2013 yılının ödüllü kurmaca-belgesel
filmi Al Meydan / Meydan’da, Mısır’ı ve Tahrir Meydanı’nı saran ayaklanmalar
anlatılırken olayların ve de filmin başkahramanlarından biri şöyle diyordu:
“Elinde bir kamera olduğu sürece devrim mümkündür.” Yaşadıklarımızı, sesimizi
birilerine duyurma şansımız olduğu sürece devrimin de şansı olacaktı hep. Öte
yandan 70’lerdeki Black Power siyahi hareketinin temsilcileri şarkılarına söz
yaptıkları mottolarında “The revolution will not be televized.” “Devrim
televizyonda yayınlanmayacak.” diyorlardı. Bunun ne demek olduğunu geçtiğimiz yıllarda
ülkemizde yaşanan olaylarda gördük, gayet iyi kavradık. Jodie Foster’ın yönettiği,
George Clooney, Julia Roberts ve Jack O’connel’ın (Clooney ve Roberts’dan rol çalıp yıldızlaşarak) başrollerde oynadığı Money Monster / Para
Tuzağı, canlı yayın esnasında yaşanan bir rehin alma, finans skandalı, medya
gözlem / eleştirisi filmi olarak bana yukarıda bahsettiklerimi hatırlattı.
Cannes’da ilk gösterimini yaptıktan sonra bugün ülkemizde de vizyona giren film
hem tempolu bir aksiyon hem de yaşadığımız dünyaya kapitalist sistem ve bu
sistemin en yakın dostu medya üzerinden bakan bir seyirlik.

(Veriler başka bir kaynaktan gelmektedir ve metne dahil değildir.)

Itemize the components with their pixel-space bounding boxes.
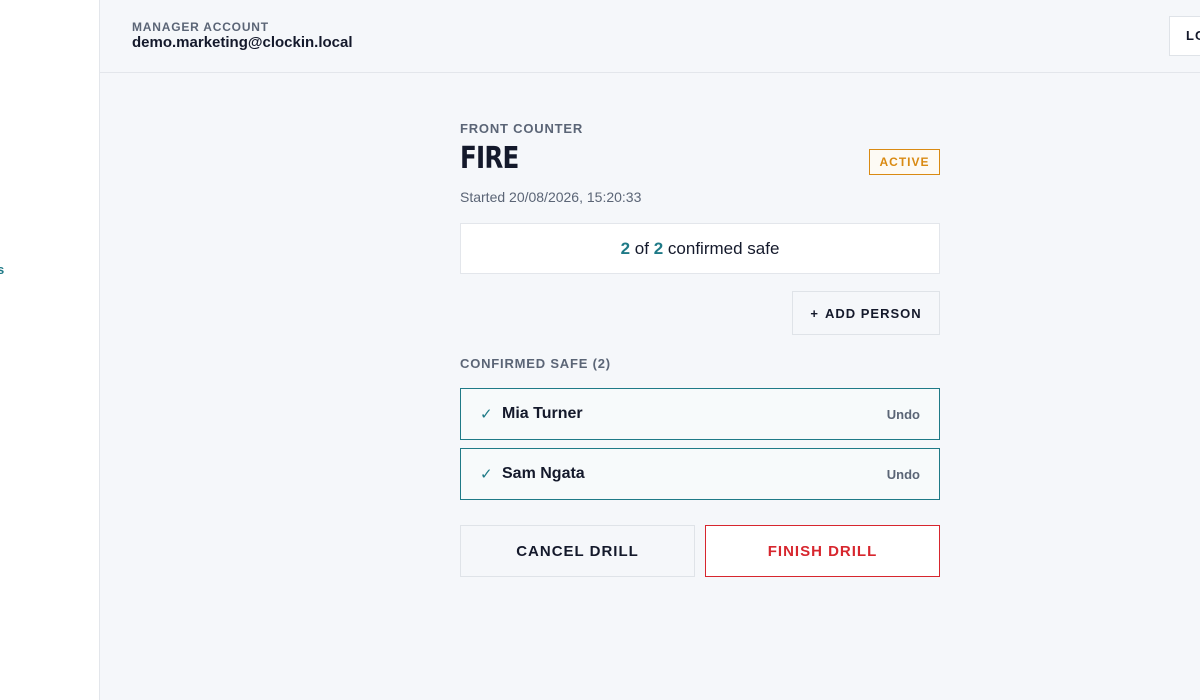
cancel-drill-button[interactable]: CANCEL DRILL [460, 525, 695, 577]
logout-button[interactable]: LO [1169, 16, 1200, 56]
confirmed-safe-heading: CONFIRMED SAFE (2) [460, 356, 611, 371]
add-person-label: ADD PERSON [824, 305, 922, 321]
drill-started-time: Started 20/08/2026, 15:20:33 [460, 189, 642, 205]
top-header: MANAGER ACCOUNT demo.marketing@clockin.l… [100, 0, 1200, 73]
undo-button[interactable]: Undo [887, 407, 920, 422]
undo-button[interactable]: Undo [887, 467, 920, 482]
summary-suffix: confirmed safe [667, 238, 780, 258]
finish-drill-button[interactable]: FINISH DRILL [705, 525, 940, 577]
person-name: Sam Ngata [502, 465, 585, 482]
sidebar-item-fragment[interactable]: l [0, 348, 1, 363]
person-name: Mia Turner [502, 405, 583, 422]
total-count: 2 [653, 238, 664, 258]
account-label: MANAGER ACCOUNT [132, 20, 269, 34]
check-icon: ✓ [480, 406, 493, 423]
plus-icon: + [810, 305, 819, 321]
drill-location: FRONT COUNTER [460, 121, 584, 136]
check-icon: ✓ [480, 466, 493, 483]
drill-title: FIRE [460, 141, 519, 176]
status-badge: ACTIVE [869, 149, 940, 175]
confirmed-count: 2 [620, 238, 631, 258]
summary-of: of [634, 238, 649, 258]
person-row: ✓ Sam Ngata Undo [460, 448, 940, 500]
sidebar-item-fragment[interactable]: s [0, 262, 4, 277]
account-email: demo.marketing@clockin.local [132, 34, 353, 51]
person-row: ✓ Mia Turner Undo [460, 388, 940, 440]
add-person-button[interactable]: + ADD PERSON [792, 291, 940, 335]
confirmed-summary: 2 of 2 confirmed safe [460, 223, 940, 274]
sidebar: s l [0, 0, 100, 700]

Üzerinde bomba varken gerçekleri söylemek zorunda kalmak
Lee Gates (Clooney), televizyonda ekonomi programı sunan, yatırım
önerileri veren, sıkıcı finans dünyasını yaptığı şovlarla renklendirmeye çalışan
bir medya yüzü. Patty (Roberts), programın yönetmeni, Lee’nin sağ kolu ve her
şeyin yolunda gitmesini sağlayan kişi. Tam da “hadi bu günün yayınını da atlattık,
hafta bitiyor az kaldı” dedikleri sırada stüdyoyu basan eli silahlı ve bombalı
Kyle Budwell (O'Connell) tarafından rehin alınıyorlar. Yayını kesmek
isteyen yönetmene engel oluyor saldırgan. Çünkü amacı zaten olanı biteni
seyircilere, tüm dünyaya izletmek. Kyle, Lee Gates’in programında önerdiği
şirkete yatırım yapıp tüm birikimi kaybetmiş ve kayıplarının karşılanmasını değil
insanları kandırıp paralarını çaldığını düşündüğü finans dünyasının cezasını
çekmesini istiyor. Benim kaybedecek şeyim kalmadı, onlar da kaybetsin
motivasyonuyla yola çıkan Kyle, hayatları tehlikeye girdiği için her şeyi
yapmaya hazır hale gelen televizyoncuları yaşanan finansal krizi araştırmaya ve
gerçekleri ortaya çıkarmaya zorlamış oluyor. Medya her şekilde manipüle edilip
sistemin istediği şekilde kullanılabiliyorsa neden bir kere de biz kurbanların
yararına bu yapmayalım ki diyor yani aslında.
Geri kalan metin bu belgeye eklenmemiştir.